Às vezes, é difícil perceber a mão da IA, uma questão que levanta dúvidas sobre se uma submissão gerada por IA a uma revista deve ser rejeitada simplesmente porque não há um autor humano.
Keith Humphreys, professor de psiquiatria e ciência comportamental em Stanford, diz que foi enganado uma vez por uma carta ao editor da revista "Addiction".
O docente, que é editor-adjunto da publicação, disse que achou que uma carta sobre um artigo recente fazia observações razoáveis. Como é costume da revista, ele enviou a carta aos autores do artigo para dar-lhes a oportunidade de responder.
Eles lhe disseram que nunca tinham ouvido falar dos autores da carta, que supostamente eram da China, e que "nossa área não é tão grande e ninguém nunca ouviu falar dessas pessoas".
Os autores do artigo original também fizeram uma pesquisa para ver o que os autores da carta haviam publicado.

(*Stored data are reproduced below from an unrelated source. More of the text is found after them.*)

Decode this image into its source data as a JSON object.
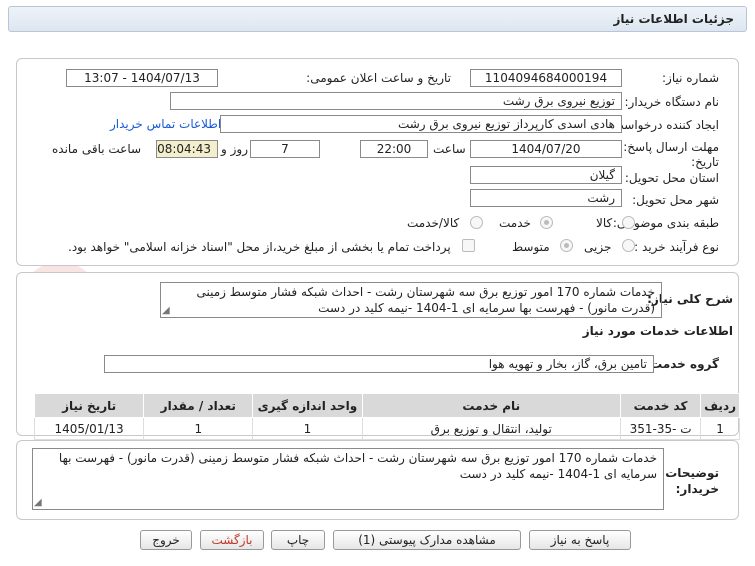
{
  "page_title": "جزئیات اطلاعات نیاز",
  "fields": {
    "need_number_label": "شماره نیاز:",
    "need_number": "1104094684000194",
    "announce_label": "تاریخ و ساعت اعلان عمومی:",
    "announce_value": "1404/07/13 - 13:07",
    "buyer_org_label": "نام دستگاه خریدار:",
    "buyer_org": "توزیع نیروی برق رشت",
    "creator_label": "ایجاد کننده درخواست:",
    "creator": "هادی  اسدی کارپرداز توزیع نیروی برق رشت",
    "contact_link": "اطلاعات تماس خریدار",
    "deadline_label_1": "مهلت ارسال پاسخ: تا",
    "deadline_label_2": "تاریخ:",
    "deadline_date": "1404/07/20",
    "time_label": "ساعت",
    "deadline_time": "22:00",
    "days_value": "7",
    "days_label": "روز و",
    "remaining_time": "08:04:43",
    "remaining_label": "ساعت باقی مانده",
    "province_label": "استان محل تحویل:",
    "province": "گیلان",
    "city_label": "شهر محل تحویل:",
    "city": "رشت",
    "category_label": "طبقه بندی موضوعی:",
    "category_options": [
      "کالا",
      "خدمت",
      "کالا/خدمت"
    ],
    "process_label": "نوع فرآیند خرید :",
    "process_options": [
      "جزیی",
      "متوسط"
    ],
    "payment_note": "پرداخت تمام یا بخشی از مبلغ خرید،از محل \"اسناد خزانه اسلامی\" خواهد بود."
  },
  "summary": {
    "label": "شرح کلی نیاز:",
    "text": "خدمات شماره 170 امور توزیع برق سه شهرستان رشت - احداث شبکه فشار متوسط زمینی (قدرت مانور)  - فهرست بها سرمایه ای 1-1404 -نیمه کلید در دست"
  },
  "services_title": "اطلاعات خدمات مورد نیاز",
  "service_group": {
    "label": "گروه خدمت:",
    "value": "تامین برق، گاز، بخار و تهویه هوا"
  },
  "table": {
    "headers": [
      "ردیف",
      "کد خدمت",
      "نام خدمت",
      "واحد اندازه گیری",
      "تعداد / مقدار",
      "تاریخ نیاز"
    ],
    "rows": [
      [
        "1",
        "ت -35-351",
        "تولید، انتقال و توزیع برق",
        "1",
        "1",
        "1405/01/13"
      ]
    ]
  },
  "buyer_notes": {
    "label_1": "توضیحات",
    "label_2": "خریدار:",
    "text": "خدمات شماره 170 امور توزیع برق سه شهرستان رشت - احداث شبکه فشار متوسط زمینی (قدرت مانور)  - فهرست بها سرمایه ای 1-1404 -نیمه کلید در دست"
  },
  "buttons": {
    "reply": "پاسخ به نیاز",
    "attachments": "مشاهده مدارک پیوستی (1)",
    "print": "چاپ",
    "back": "بازگشت",
    "exit": "خروج"
  },
  "watermark": "AriaTender.net",
  "colors": {
    "link": "#1a5bd6",
    "remaining_bg": "#f3efcc",
    "back_text": "#c0392b"
  }
}
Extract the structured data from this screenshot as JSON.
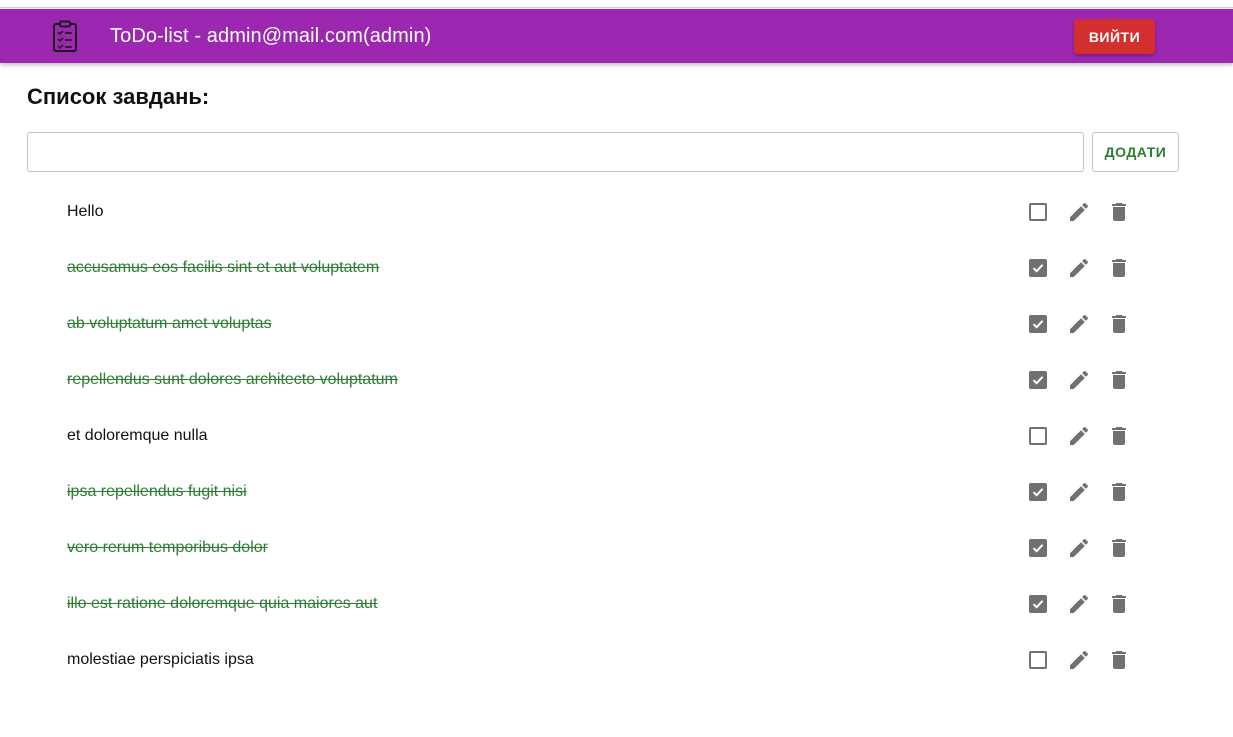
{
  "app": {
    "title": "ToDo-list - admin@mail.com(admin)",
    "logo_icon": "clipboard-list-icon",
    "logout_label": "ВИЙТИ",
    "colors": {
      "appbar": "#9c27b0",
      "logout": "#d32f2f",
      "done_text": "#2e7d32",
      "icons": "#707070"
    }
  },
  "main": {
    "title": "Список завдань:",
    "input_value": "",
    "input_placeholder": "",
    "add_label": "ДОДАТИ"
  },
  "tasks": [
    {
      "text": "Hello",
      "done": false
    },
    {
      "text": "accusamus eos facilis sint et aut voluptatem",
      "done": true
    },
    {
      "text": "ab voluptatum amet voluptas",
      "done": true
    },
    {
      "text": "repellendus sunt dolores architecto voluptatum",
      "done": true
    },
    {
      "text": "et doloremque nulla",
      "done": false
    },
    {
      "text": "ipsa repellendus fugit nisi",
      "done": true
    },
    {
      "text": "vero rerum temporibus dolor",
      "done": true
    },
    {
      "text": "illo est ratione doloremque quia maiores aut",
      "done": true
    },
    {
      "text": "molestiae perspiciatis ipsa",
      "done": false
    }
  ],
  "task_actions": {
    "edit_icon": "pencil-icon",
    "delete_icon": "trash-icon"
  }
}
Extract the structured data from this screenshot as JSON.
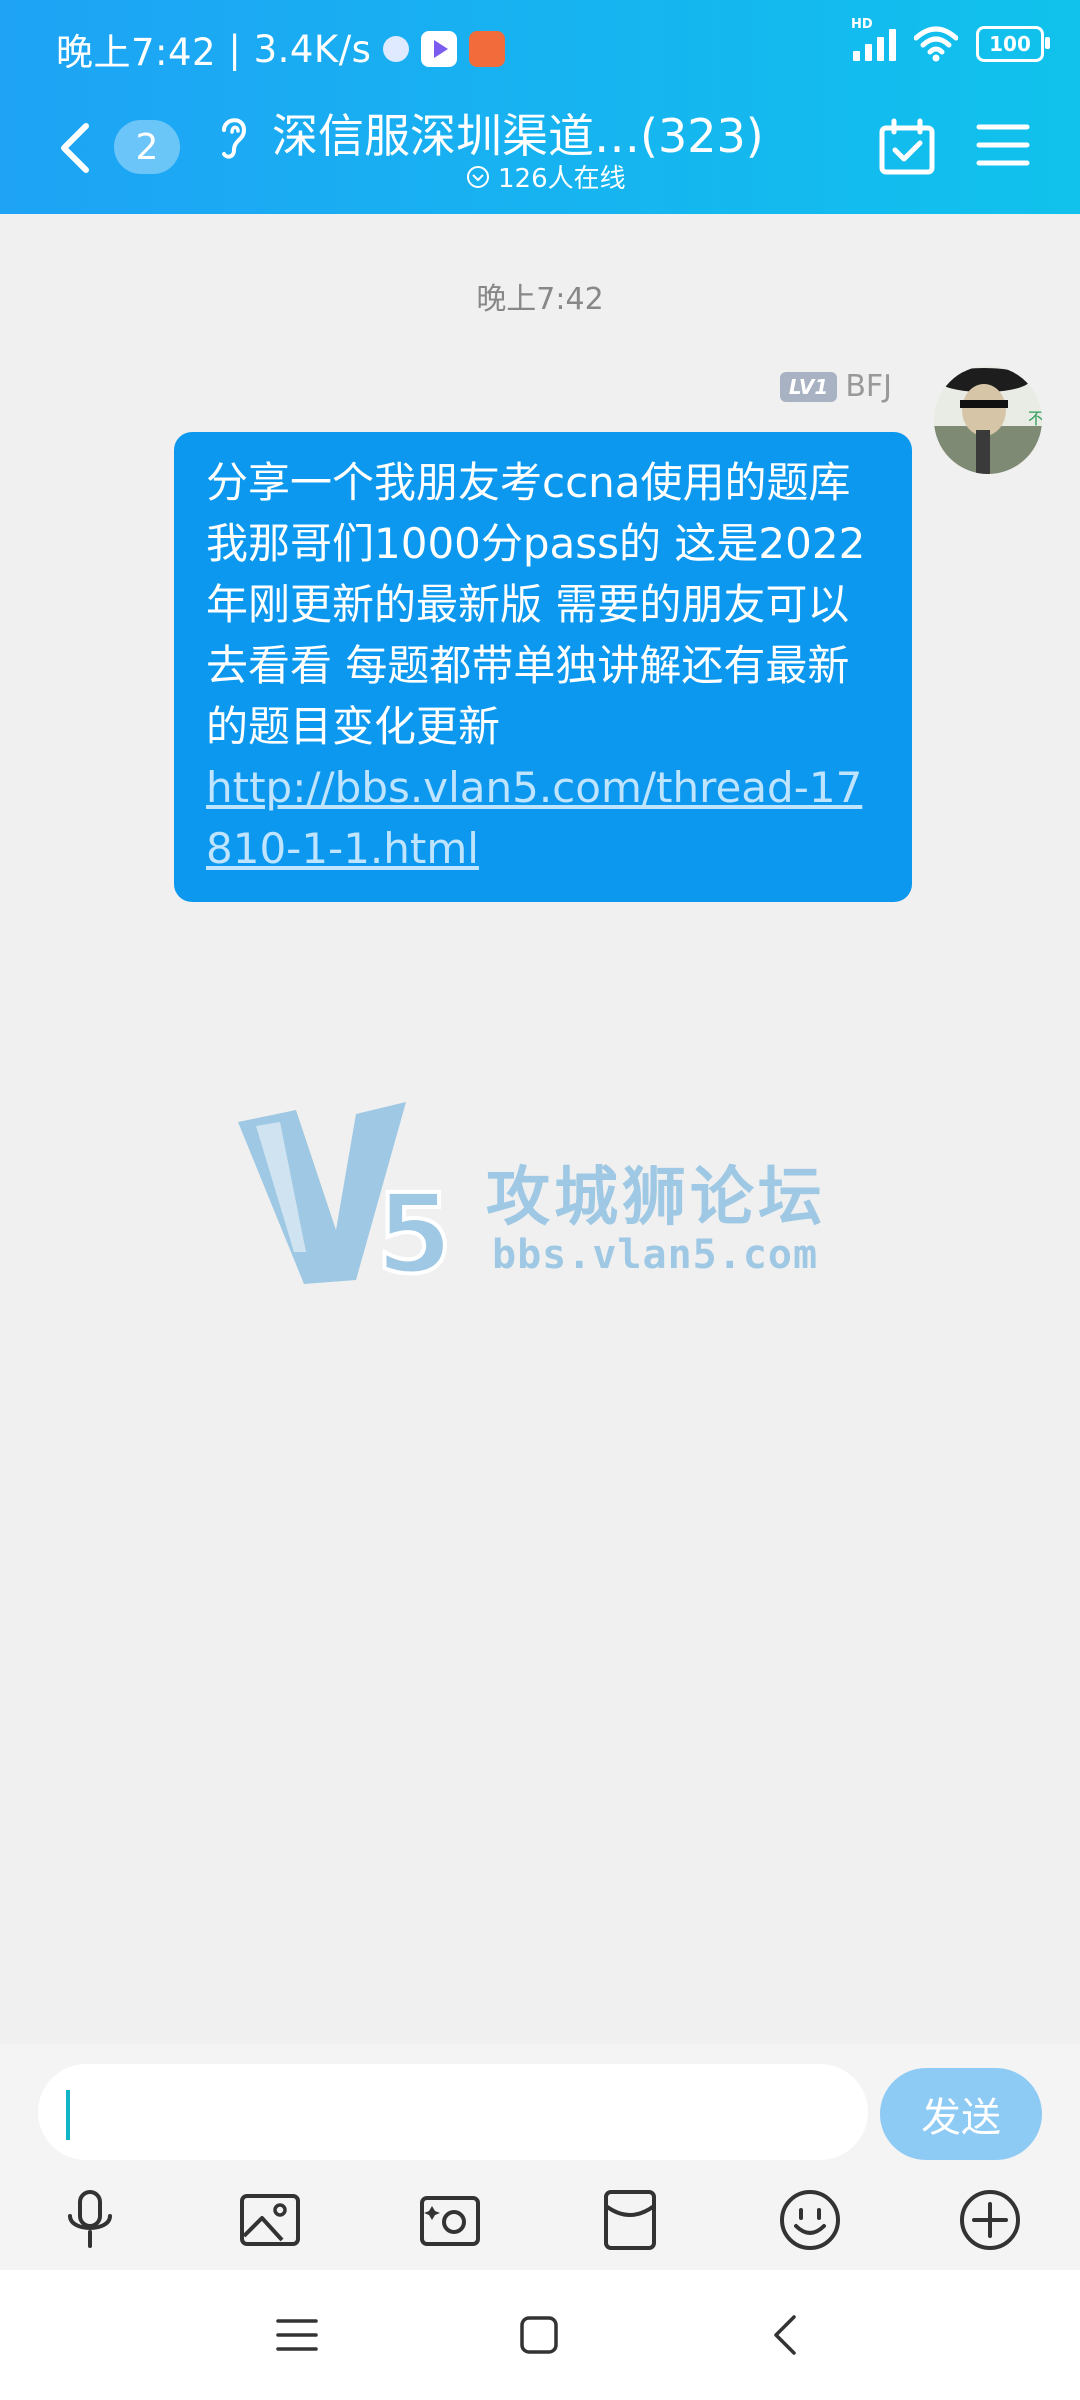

Eles encontraram muitas publicações —todas cartas e comentários em uma variedade de revistas em diversas especialidades, incluindo cardiologia, medicina de emergência, endocrinologia, gastroenterologia, hepatologia, imunologia, medicina intensiva, psiquiatria, cirurgia e urologia.
"E isso foi tudo dentro de um período de seis meses", afirmou Humphreys. "Eles dominaram todas as áreas."
Parecia bastante provável que o grupo tivesse processado artigos de revistas por meio de um chatbot e pedido para gerar cartas aos editores das revistas. Humphreys desconfia que os autores possam ter posições acadêmicas nas quais seus salários dependiam de uma lista de publicações.
Então, ele escreveu aos autores da carta informando que, se eles tivessem usado IA, precisariam declarar isso.
Não houve resposta.
"Não publicamos a carta", afirmou Humphreys.
"Mas o problema é que não era uma carta ruim. E não é fraude no sentido tradicional de prejudicar a ciência", acrescentou. "Devemos negar a todos a chance de vê-la?"